Of course, many possible distinguishing variables may not be normally distributed. They may be multi-modal or even discrete. So a more suitable definition might be expressed more directly in terms of something like the excess percentage by which the general population meets the criterion over the actual percentage of the general population that is in the target group.

This may not be the only way of organizing things, but clearly, in order to say anything even minimally useful involving the connection between measures of race and other variables, it is necessary to have something of the same spirit which quantifies the uncertainty introduced by using such proxies.
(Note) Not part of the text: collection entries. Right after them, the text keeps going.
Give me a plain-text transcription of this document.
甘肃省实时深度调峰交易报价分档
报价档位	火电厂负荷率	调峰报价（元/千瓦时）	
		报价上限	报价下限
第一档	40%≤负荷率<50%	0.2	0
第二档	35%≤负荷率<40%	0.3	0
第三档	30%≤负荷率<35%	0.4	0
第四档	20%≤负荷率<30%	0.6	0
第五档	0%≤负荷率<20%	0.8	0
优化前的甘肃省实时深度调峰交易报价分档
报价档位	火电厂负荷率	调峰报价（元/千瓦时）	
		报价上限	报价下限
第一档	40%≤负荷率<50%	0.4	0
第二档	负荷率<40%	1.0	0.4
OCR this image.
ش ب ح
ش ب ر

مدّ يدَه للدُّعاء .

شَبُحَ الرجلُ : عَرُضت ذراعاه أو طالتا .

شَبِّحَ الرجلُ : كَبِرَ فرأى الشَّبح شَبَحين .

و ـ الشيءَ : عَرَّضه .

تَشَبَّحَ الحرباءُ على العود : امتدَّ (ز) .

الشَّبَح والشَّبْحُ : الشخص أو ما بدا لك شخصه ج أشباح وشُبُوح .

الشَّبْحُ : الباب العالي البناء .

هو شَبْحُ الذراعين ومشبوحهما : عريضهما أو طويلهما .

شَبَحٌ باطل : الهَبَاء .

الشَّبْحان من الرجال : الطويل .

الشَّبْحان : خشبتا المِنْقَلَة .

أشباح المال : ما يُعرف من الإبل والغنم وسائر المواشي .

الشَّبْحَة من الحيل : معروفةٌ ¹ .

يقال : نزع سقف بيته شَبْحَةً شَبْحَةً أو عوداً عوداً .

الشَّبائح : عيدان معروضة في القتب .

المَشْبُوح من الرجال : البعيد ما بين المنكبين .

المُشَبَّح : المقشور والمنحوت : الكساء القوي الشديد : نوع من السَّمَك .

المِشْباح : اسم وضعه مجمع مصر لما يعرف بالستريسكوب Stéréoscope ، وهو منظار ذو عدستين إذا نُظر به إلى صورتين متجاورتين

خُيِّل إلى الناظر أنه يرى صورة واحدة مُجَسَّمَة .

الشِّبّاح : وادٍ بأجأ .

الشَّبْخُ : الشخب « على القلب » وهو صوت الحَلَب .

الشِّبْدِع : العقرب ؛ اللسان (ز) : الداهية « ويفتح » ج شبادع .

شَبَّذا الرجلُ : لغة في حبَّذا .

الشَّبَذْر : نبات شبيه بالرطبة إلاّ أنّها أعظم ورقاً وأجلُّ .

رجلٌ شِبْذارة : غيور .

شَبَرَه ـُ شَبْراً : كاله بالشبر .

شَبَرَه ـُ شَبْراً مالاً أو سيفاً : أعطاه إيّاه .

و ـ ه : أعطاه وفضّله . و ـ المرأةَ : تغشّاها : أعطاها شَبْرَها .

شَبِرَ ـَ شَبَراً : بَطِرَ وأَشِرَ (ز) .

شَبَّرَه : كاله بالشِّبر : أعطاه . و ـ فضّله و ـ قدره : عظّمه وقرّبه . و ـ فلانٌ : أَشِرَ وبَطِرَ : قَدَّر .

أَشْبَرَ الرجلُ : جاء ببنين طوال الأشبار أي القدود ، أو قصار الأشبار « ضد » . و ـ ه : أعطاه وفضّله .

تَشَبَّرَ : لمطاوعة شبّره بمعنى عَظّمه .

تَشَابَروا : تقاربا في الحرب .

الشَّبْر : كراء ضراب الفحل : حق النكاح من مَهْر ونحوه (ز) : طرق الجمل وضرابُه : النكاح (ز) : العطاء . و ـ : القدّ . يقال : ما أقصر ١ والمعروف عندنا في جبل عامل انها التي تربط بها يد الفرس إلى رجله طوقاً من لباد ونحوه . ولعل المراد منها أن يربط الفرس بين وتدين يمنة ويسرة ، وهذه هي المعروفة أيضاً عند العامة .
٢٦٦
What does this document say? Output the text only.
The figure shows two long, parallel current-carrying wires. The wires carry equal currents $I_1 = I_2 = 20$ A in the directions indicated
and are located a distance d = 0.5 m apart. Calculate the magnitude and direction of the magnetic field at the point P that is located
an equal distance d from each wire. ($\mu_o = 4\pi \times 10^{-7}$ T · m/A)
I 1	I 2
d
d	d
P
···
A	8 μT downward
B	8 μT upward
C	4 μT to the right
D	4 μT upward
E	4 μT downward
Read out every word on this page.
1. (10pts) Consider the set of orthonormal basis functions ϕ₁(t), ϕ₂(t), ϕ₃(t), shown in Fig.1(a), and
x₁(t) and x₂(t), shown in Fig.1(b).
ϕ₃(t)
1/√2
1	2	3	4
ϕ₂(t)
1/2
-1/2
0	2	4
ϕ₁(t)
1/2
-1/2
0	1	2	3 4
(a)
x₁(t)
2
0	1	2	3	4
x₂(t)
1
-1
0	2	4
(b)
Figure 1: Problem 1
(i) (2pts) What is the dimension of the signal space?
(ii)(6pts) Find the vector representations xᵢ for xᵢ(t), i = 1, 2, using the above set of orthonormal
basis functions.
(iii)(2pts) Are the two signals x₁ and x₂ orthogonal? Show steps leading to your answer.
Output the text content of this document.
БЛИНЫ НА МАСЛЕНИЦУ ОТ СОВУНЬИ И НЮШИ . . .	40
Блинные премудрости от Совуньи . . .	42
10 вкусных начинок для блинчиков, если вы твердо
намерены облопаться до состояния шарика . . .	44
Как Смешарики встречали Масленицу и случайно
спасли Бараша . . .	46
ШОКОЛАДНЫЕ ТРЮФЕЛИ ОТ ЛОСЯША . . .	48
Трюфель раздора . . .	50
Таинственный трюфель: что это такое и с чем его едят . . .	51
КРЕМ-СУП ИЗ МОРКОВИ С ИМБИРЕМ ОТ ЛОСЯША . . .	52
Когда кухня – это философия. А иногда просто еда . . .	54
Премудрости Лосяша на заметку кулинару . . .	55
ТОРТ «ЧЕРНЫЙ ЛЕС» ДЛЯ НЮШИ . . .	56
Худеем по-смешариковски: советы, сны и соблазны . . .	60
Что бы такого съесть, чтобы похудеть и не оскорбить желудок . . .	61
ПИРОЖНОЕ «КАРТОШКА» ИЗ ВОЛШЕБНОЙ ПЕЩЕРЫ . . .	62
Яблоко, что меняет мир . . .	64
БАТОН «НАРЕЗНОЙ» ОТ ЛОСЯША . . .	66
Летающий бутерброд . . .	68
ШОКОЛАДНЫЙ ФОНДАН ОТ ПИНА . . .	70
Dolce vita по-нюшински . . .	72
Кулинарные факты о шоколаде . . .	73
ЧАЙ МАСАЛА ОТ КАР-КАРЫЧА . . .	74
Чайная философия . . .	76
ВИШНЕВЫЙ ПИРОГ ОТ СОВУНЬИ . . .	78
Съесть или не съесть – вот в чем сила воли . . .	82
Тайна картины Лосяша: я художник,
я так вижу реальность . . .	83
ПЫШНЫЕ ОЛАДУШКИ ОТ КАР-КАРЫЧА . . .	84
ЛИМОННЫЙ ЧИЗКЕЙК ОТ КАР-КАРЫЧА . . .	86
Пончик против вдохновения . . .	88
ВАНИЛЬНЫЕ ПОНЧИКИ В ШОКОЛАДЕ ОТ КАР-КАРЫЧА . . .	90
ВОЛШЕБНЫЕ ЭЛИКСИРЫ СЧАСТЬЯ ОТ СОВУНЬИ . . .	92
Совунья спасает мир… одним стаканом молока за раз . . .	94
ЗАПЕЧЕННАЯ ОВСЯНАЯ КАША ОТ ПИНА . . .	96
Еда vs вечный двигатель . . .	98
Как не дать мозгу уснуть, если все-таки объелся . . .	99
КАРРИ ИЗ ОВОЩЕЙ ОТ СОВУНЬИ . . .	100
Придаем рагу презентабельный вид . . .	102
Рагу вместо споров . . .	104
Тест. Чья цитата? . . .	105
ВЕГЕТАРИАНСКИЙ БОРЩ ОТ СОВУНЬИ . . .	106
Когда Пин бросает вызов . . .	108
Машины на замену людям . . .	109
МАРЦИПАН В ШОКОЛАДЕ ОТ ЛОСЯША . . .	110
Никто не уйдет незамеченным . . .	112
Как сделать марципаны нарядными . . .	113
Of course not everyone will have any race of strict descent (or even partial descent at any significant level of admixture – say more than 10%) that is detectable by any measure of significant strength (other than to the extent of mini-races defined by their known ancestry), and with reduced isolation it can be expected that the “strengths” of all races will decline over time, but I am sure that it will take at least several more generations before it is impossible to say with some confidence of at least half of the people we meet either that they have at least ten percent of their ancestors within the past twenty generations who lived in (sub-saharan) Africa, or(non-exclusively) that they have at least that percentage from East Asia, or that they have it from (greater) Europe (including the Middle East and North Africa). And it will be a very long time before we do not have a good chance of identifying, for at least some individuals, much more details of their ancestral histories just on the basis of a quick visual inspection. In the meantime it may be socially harmful to pay much attention to these possibilities but it is foolish to deny that something is possible just because we don’t want people to do it.

And although there may be many ways in which even technically correct uses of the race concept can be harmful, there are also benign uses that are worth consideration. One is just to satisfy curiosity about the prehistoric movements of various human populations. And another may be in emergency medicine where it is quite conceivable that a drug whose immediate delivery has a high probability of saving the life of a random human also has  a high probability of being fatally allergenic to the members of some particular race. If there is even a low strength identifier of membership in that race (be it visual inspection or self-identification for example) then using it might improve the overall rate of survival.